Set against the abandoned beaches and weathered brick apartment buildings of Coney Island, Requiem for a Dream (2000) tells parallel stories that are linked by the relationship between the lonely, widowed Sara Goldfarb (Ellen Burstyn) and her sweet but aimless son, Harry (Jared Leto).
The plump Sara, galvanized by the prospect of appearing on a TV game show, has started on a dangerous diet regimen to beautify herself for a national audience. Meanwhile, Harry and his new girlfriend Marion Silver (Jennifer Connelly) have slowly begun to reveal themselves to one another, with each looking to the other to redeem years of isolation and pain.
Their love forms an artificial refuge that lets them shut out the real world, and they lie quietly on Marion’s floor, spinning outsized dreams of future bliss. After Harry and his best friend Tyrone C. Love (Marlon Wayans) successfully launch themselves as drug dealers, the three young people begin to feel all but invincible.
Lulled by early victories, Sara, Harry, Marion and Tyrone convince themselves that unforeseen setbacks are merely temporary. Gaunt and increasingly disoriented, Sara barricades herself inside her apartment, where she is besieged by hallucinations. Clinging tenaciously to misbegotten hopes, Harry and Marion let go of one another, betraying their love. Lost and beyond help, four human beings plunge deeper into delusion and desperation until finally their dreams have become nightmares. – Excerpted from Culture.com
Words From Me:
Forewarning: this movie was not my choice and is not really my cup of tea. I got hooked up to watching it because it was a friend’s choice and well… I guess I was curious enough to check it out due to the reviews I’ve been hearing around.

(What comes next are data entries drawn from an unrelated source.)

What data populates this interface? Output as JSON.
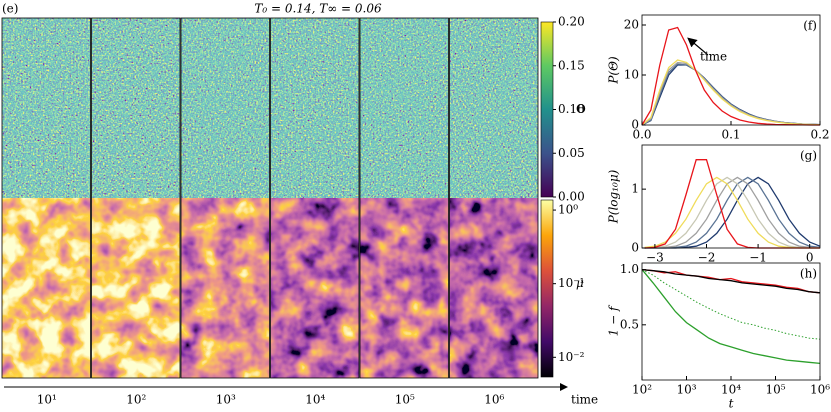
{
  "chart_data": [
    {
      "type": "heatmap",
      "label": "(e)",
      "title": "T₀ = 0.14, T∞ = 0.06",
      "categories": [
        "10¹",
        "10²",
        "10³",
        "10⁴",
        "10⁵",
        "10⁶"
      ],
      "xlabel": "time",
      "colorbars": [
        {
          "label": "Θ",
          "colormap": "viridis",
          "ylim": [
            0,
            0.2
          ],
          "yticks": [
            {
              "value": 0,
              "label": "0.00"
            },
            {
              "value": 0.05,
              "label": "0.05"
            },
            {
              "value": 0.1,
              "label": "0.10"
            },
            {
              "value": 0.15,
              "label": "0.15"
            },
            {
              "value": 0.2,
              "label": "0.20"
            }
          ]
        },
        {
          "label": "μ",
          "colormap": "inferno",
          "log": true,
          "ylim": [
            0.0054,
            1.37
          ],
          "yticks": [
            {
              "value": 1,
              "label": "10⁰"
            },
            {
              "value": 0.1,
              "label": "10⁻¹"
            },
            {
              "value": 0.01,
              "label": "10⁻²"
            }
          ]
        }
      ]
    },
    {
      "type": "line",
      "label": "(f)",
      "ylabel": "P(Θ)",
      "annotation": "time",
      "x": [
        0,
        0.01,
        0.02,
        0.03,
        0.04,
        0.05,
        0.06,
        0.07,
        0.08,
        0.09,
        0.1,
        0.11,
        0.12,
        0.13,
        0.14,
        0.15,
        0.16,
        0.17,
        0.18,
        0.19,
        0.2
      ],
      "xlim": [
        0,
        0.2
      ],
      "xticks": [
        {
          "value": 0,
          "label": "0.0"
        },
        {
          "value": 0.1,
          "label": "0.1"
        },
        {
          "value": 0.2,
          "label": "0.2"
        }
      ],
      "ylim": [
        0,
        22
      ],
      "yticks": [
        0,
        10,
        20
      ],
      "series": [
        {
          "color": "#1f3a6e",
          "values": [
            0,
            0.9,
            5.5,
            10,
            12,
            12,
            11,
            9.4,
            7.5,
            5.7,
            4.2,
            3.1,
            2.2,
            1.55,
            1.1,
            0.75,
            0.5,
            0.33,
            0.21,
            0.14,
            0.08
          ]
        },
        {
          "color": "#5a7394",
          "values": [
            0,
            1,
            6,
            10.5,
            12.2,
            12,
            11,
            9.3,
            7.4,
            5.6,
            4.1,
            3,
            2.1,
            1.5,
            1.05,
            0.72,
            0.48,
            0.32,
            0.2,
            0.13,
            0.07
          ]
        },
        {
          "color": "#a0a0a0",
          "values": [
            0,
            1.2,
            6.5,
            11,
            12.5,
            12.3,
            11,
            9.2,
            7.2,
            5.4,
            4,
            2.9,
            2,
            1.4,
            1,
            0.7,
            0.45,
            0.3,
            0.2,
            0.12,
            0.06
          ]
        },
        {
          "color": "#f0dc5a",
          "values": [
            0,
            1.5,
            7,
            11.5,
            13,
            12.5,
            11,
            9,
            7,
            5.2,
            3.8,
            2.7,
            1.9,
            1.3,
            0.9,
            0.6,
            0.4,
            0.25,
            0.15,
            0.1,
            0.05
          ]
        },
        {
          "color": "#e8151b",
          "values": [
            0,
            3,
            12,
            19,
            19.5,
            16,
            11,
            7,
            4.5,
            2.8,
            1.7,
            1,
            0.6,
            0.35,
            0.2,
            0.1,
            0.06,
            0.03,
            0.02,
            0.01,
            0
          ]
        }
      ]
    },
    {
      "type": "line",
      "label": "(g)",
      "ylabel": "P(log₁₀μ)",
      "x": [
        -3.2,
        -3,
        -2.8,
        -2.6,
        -2.4,
        -2.2,
        -2,
        -1.8,
        -1.6,
        -1.4,
        -1.2,
        -1,
        -0.8,
        -0.6,
        -0.4,
        -0.2,
        0,
        0.2
      ],
      "xlim": [
        -3.25,
        0.2
      ],
      "xticks": [
        {
          "value": -3,
          "label": "−3"
        },
        {
          "value": -2,
          "label": "−2"
        },
        {
          "value": -1,
          "label": "−1"
        },
        0
      ],
      "ylim": [
        0,
        1.75
      ],
      "yticks": [
        0,
        1
      ],
      "series": [
        {
          "color": "#1f3a6e",
          "values": [
            0,
            0,
            0,
            0,
            0.01,
            0.03,
            0.1,
            0.25,
            0.49,
            0.81,
            1.09,
            1.2,
            1.09,
            0.81,
            0.49,
            0.25,
            0.1,
            0.03
          ]
        },
        {
          "color": "#5a7394",
          "values": [
            0,
            0,
            0,
            0.01,
            0.03,
            0.1,
            0.25,
            0.49,
            0.81,
            1.09,
            1.2,
            1.09,
            0.81,
            0.49,
            0.25,
            0.1,
            0.03,
            0.01
          ]
        },
        {
          "color": "#a0a0a0",
          "values": [
            0,
            0,
            0.01,
            0.03,
            0.1,
            0.25,
            0.49,
            0.81,
            1.09,
            1.2,
            1.09,
            0.81,
            0.49,
            0.25,
            0.1,
            0.03,
            0.01,
            0
          ]
        },
        {
          "color": "#c8c8b4",
          "values": [
            0,
            0.01,
            0.03,
            0.1,
            0.25,
            0.49,
            0.81,
            1.09,
            1.2,
            1.09,
            0.81,
            0.49,
            0.25,
            0.1,
            0.03,
            0.01,
            0,
            0
          ]
        },
        {
          "color": "#f0dc5a",
          "values": [
            0.01,
            0.03,
            0.1,
            0.25,
            0.49,
            0.81,
            1.09,
            1.2,
            1.09,
            0.81,
            0.49,
            0.25,
            0.1,
            0.03,
            0.01,
            0,
            0,
            0
          ]
        },
        {
          "color": "#e8151b",
          "values": [
            0,
            0.01,
            0.07,
            0.32,
            0.9,
            1.5,
            1.5,
            0.9,
            0.32,
            0.07,
            0.01,
            0,
            0,
            0,
            0,
            0,
            0,
            0
          ]
        }
      ]
    },
    {
      "type": "line",
      "label": "(h)",
      "ylabel": "1 − f",
      "xlabel": "t",
      "xlog": true,
      "x": [
        100,
        178,
        316,
        562,
        1000,
        1778,
        3162,
        5623,
        10000,
        17783,
        31623,
        56234,
        100000,
        177828,
        316228,
        562341,
        1000000
      ],
      "xlim": [
        100,
        1000000
      ],
      "xticks": [
        {
          "value": 100,
          "label": "10²"
        },
        {
          "value": 1000,
          "label": "10³"
        },
        {
          "value": 10000,
          "label": "10⁴"
        },
        {
          "value": 100000,
          "label": "10⁵"
        },
        {
          "value": 1000000,
          "label": "10⁶"
        }
      ],
      "ylim": [
        0,
        1.06
      ],
      "yticks": [
        0.5,
        {
          "value": 1,
          "label": "1.0"
        }
      ],
      "series": [
        {
          "color": "#2ca02c",
          "values": [
            1,
            0.88,
            0.75,
            0.62,
            0.52,
            0.45,
            0.38,
            0.33,
            0.3,
            0.27,
            0.24,
            0.22,
            0.2,
            0.18,
            0.17,
            0.16,
            0.15
          ]
        },
        {
          "color": "#2ca02c",
          "style": "dotted",
          "values": [
            1,
            0.95,
            0.88,
            0.82,
            0.76,
            0.7,
            0.65,
            0.6,
            0.56,
            0.52,
            0.5,
            0.47,
            0.45,
            0.42,
            0.4,
            0.38,
            0.37
          ]
        },
        {
          "color": "#e8151b",
          "values": [
            1,
            0.99,
            0.97,
            0.98,
            0.95,
            0.94,
            0.93,
            0.91,
            0.92,
            0.89,
            0.88,
            0.87,
            0.86,
            0.84,
            0.83,
            0.8,
            0.79
          ]
        },
        {
          "color": "#000000",
          "values": [
            1,
            0.99,
            0.98,
            0.96,
            0.95,
            0.94,
            0.92,
            0.91,
            0.9,
            0.88,
            0.87,
            0.86,
            0.85,
            0.83,
            0.82,
            0.8,
            0.79
          ]
        }
      ]
    }
  ]
}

Requiem For a Dream is a mind fuck film which explains the life of a junky, a dealer and an unaware user.
It was so intricately done with parallel captures within the film that I couldn’t help but keep watching. At some point within the show I got distracted due to my phone beeping up beside me, but nonetheless the movie seeped me back through its scenes.
It saddens me to understand the way of a druggie’s lifestyle. The things they give up, the morals they disregard and lies they tell just to score some high. This film was all about that. The characters made their own choices followed up by going through different situations but all of them ended up in misery.
The cinematography had that indie-ish feel to it, since they have been filming most of the scenes in a closed space. There were times when open spaces were shot as well and those really had nice perspectives. The characters weren’t really that complex since you know where they are heading to, but the portrayal of each actors into the character was really something. There was this certain pull into each of the their lives because of the acting.
My most favorite part of the movie (this may seem weird) was the scene they insert just right after one of the main characters take the drugs. The scene consists of the pill/drug on hand, water in a glass, the sound effects of water chugging down with a flash of something white, a close up video of the eyes reacting: dilation of the pupil, then comes in the characters response to the drug. I have this thought that they actually wanted to emphasize on this, that’s why they made it really catchy.
All in all this film gave me the satisfaction of having seen the life of a druggie. I won’t be watching this again by choice but will be recommending it for those who are into watching films about drugs and it’s works.